Les marchés se sont repliés au cours de la semaine, affectés par les craintes autour du coronavirus chinois. La bourse de Shanghai accuse le coup.

La semaine a été marquée par les inquiétudes relatives au nouveau coronavirus chinois. Bien que le nombre de victimes reste limité (80 décès au 27 janvier), le risque de pandémie a conduit l’Empire du Milieu à placer certaines villes en quarantaine, dont la ville de Wuhan (11 millions d’habitants) où est apparu le virus en décembre. Les festivités du Nouvel An ont par ailleurs été annulées à Pékin et dans de nombreuses grandes villes du pays.

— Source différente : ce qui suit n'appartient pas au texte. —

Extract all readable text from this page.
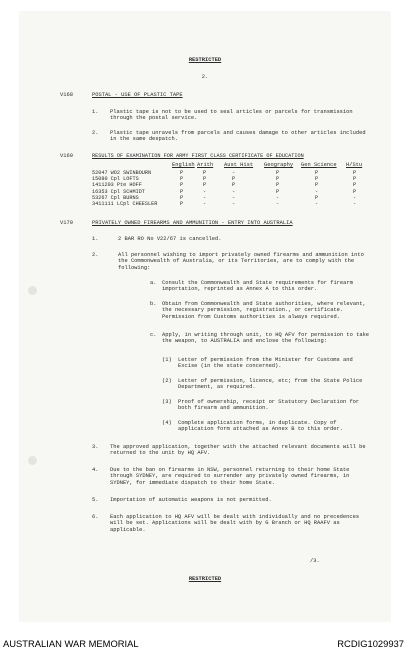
RESTRICTED
2.
V168	POSTAL - USE OF PLASTIC TAPE
1. Plastic tape is not to be used to seal articles or parcels for transmission through the postal service.
2. Plastic tape unravels from parcels and causes damage to other articles included in the same despatch.
V169	RESULTS OF EXAMINATION FOR ARMY FIRST CLASS CERTIFICATE OF EDUCATION
English Arith Aust Hist Geography Gen Science H/Stu
52047 WO2 SWINBOURN	P	P	-	P	P	P
15080 Cpl LOFTS	P	P	P	P	P	P
1411203 Pte HOFF	P	P	P	P	P	P
16353 Cpl SCHMIDT	P	-	-	P	-	P
53267 Cpl BURNS	P	-	-	-	P	-
3411111 LCpl CHEESLER	P	-	-	-	-	-
V170	PRIVATELY OWNED FIREARMS AND AMMUNITION - ENTRY INTO AUSTRALIA
1.	2 BAR RO No V22/67 is cancelled.
2.	All personnel wishing to import privately owned firearms and ammunition into the Commonwealth of Australia, or its Territories, are to comply with the following:
a. Consult the Commonwealth and State requirements for firearm importation, reprinted as Annex A to this order.
b. Obtain from Commonwealth and State authorities, where relevant, the necessary permission, registration., or certificate. Permission from Customs authorities is always required.
c. Apply, in writing through unit, to HQ AFV for permission to take the weapon, to AUSTRALIA and enclose the following:
(1) Letter of permission from the Minister for Customs and Excise (in the state concerned).
(2) Letter of permission, licence, etc; from the State Police Department, as required.
(3) Proof of ownership, receipt or Statutory Declaration for both firearm and ammunition.
(4) Complete application forms, in duplicate. Copy of application form attached as Annex B to this order.
3. The approved application, together with the attached relevant documents will be returned to the unit by HQ AFV.
4. Due to the ban on firearms in NSW, personnel returning to their home State through SYDNEY, are required to surrender any privately owned firearms, in SYDNEY, for immediate dispatch to their home State.
5. Importation of automatic weapons is not permitted.
6. Each application to HQ AFV will be dealt with individually and no precedences will be set. Applications will be dealt with by G Branch or HQ RAAFV as applicable.
/3.
RESTRICTED
AUSTRALIAN WAR MEMORIAL	RCDIG1029937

Les investisseurs se sont inquiétés de l’impact de ces mesures sur les dépenses de consommation, le tourisme et le dynamisme économique chinois au sens large. L’OMS a néanmoins jugé en fin de semaine qu’il était prématuré de considérer cette nouvelle maladie comme une urgence de santé publique de portée internationale. Les développements de cette affaire restent à suivre et pénalisaient de nouveau les marchés lundi 27 janvier en matinée.

Jeudi 23 janvier, la seconde conférence de presse de Christine Lagarde en tant que présidente de la BCE a permis de confirmer le lancement d’un réexamen des missions de la banque centrale et de ses outils de pilotage monétaire. Le but de ce grand audit est notamment de déterminer si l’objectif d’inflation de la BCE, actuellement situé à un niveau proche de 2%, ne devrait pas être abaissé pour tenir compte des changements économiques observés depuis la fixation de cette cible il y a 20 ans.

Du côté des indicateurs, le PMI manufacturier allemand du mois de janvier est ressorti supérieur aux attentes à 45,2 points. L’indice, sous les 50 points, continue d’envoyer un signal négatif au sujet de l’activité industrielle allemande, mais est tout de même ressorti à son plus haut niveau depuis le mois de juin 2019, confirmant une tendance à l’amélioration initiée en fin d’année dernière.

Sur l’ensemble de la semaine, le CAC 40 a perdu 1,25% à 6.024 points et l’Eurostoxx 50 s’est replié de 0,76% à 3.779 points. Outre-Atlantique, le Dow Jones s’est également contracté de 1,22% à 28.989 points. En Chine, l’indice Shanghai Composite a perdu 3,22%.

Les valeurs cycliques et du luxe souffrent du coronavirus

Malgré un contexte défavorable, la saison des résultats annuels s’est ouverte sous de bons auspices. STMicroelectronics (+10,25%) a bondi après avoir annoncé un chiffre d’affaires en hausse de 4% au T4 2019 face au T4 2018. Le groupe renoue avec une croissance dynamique depuis 6 mois. Sur l’ensemble de l’année, le chiffre d’affaires reste en recul de 1,1% à 9,56 milliards de dollars, et le résultat net chute de 19,8% à 1,03 milliard de dollars. Le groupe a aussi et surtout été porté par les bonnes prévisions annuelles d’Intel (+14,88%).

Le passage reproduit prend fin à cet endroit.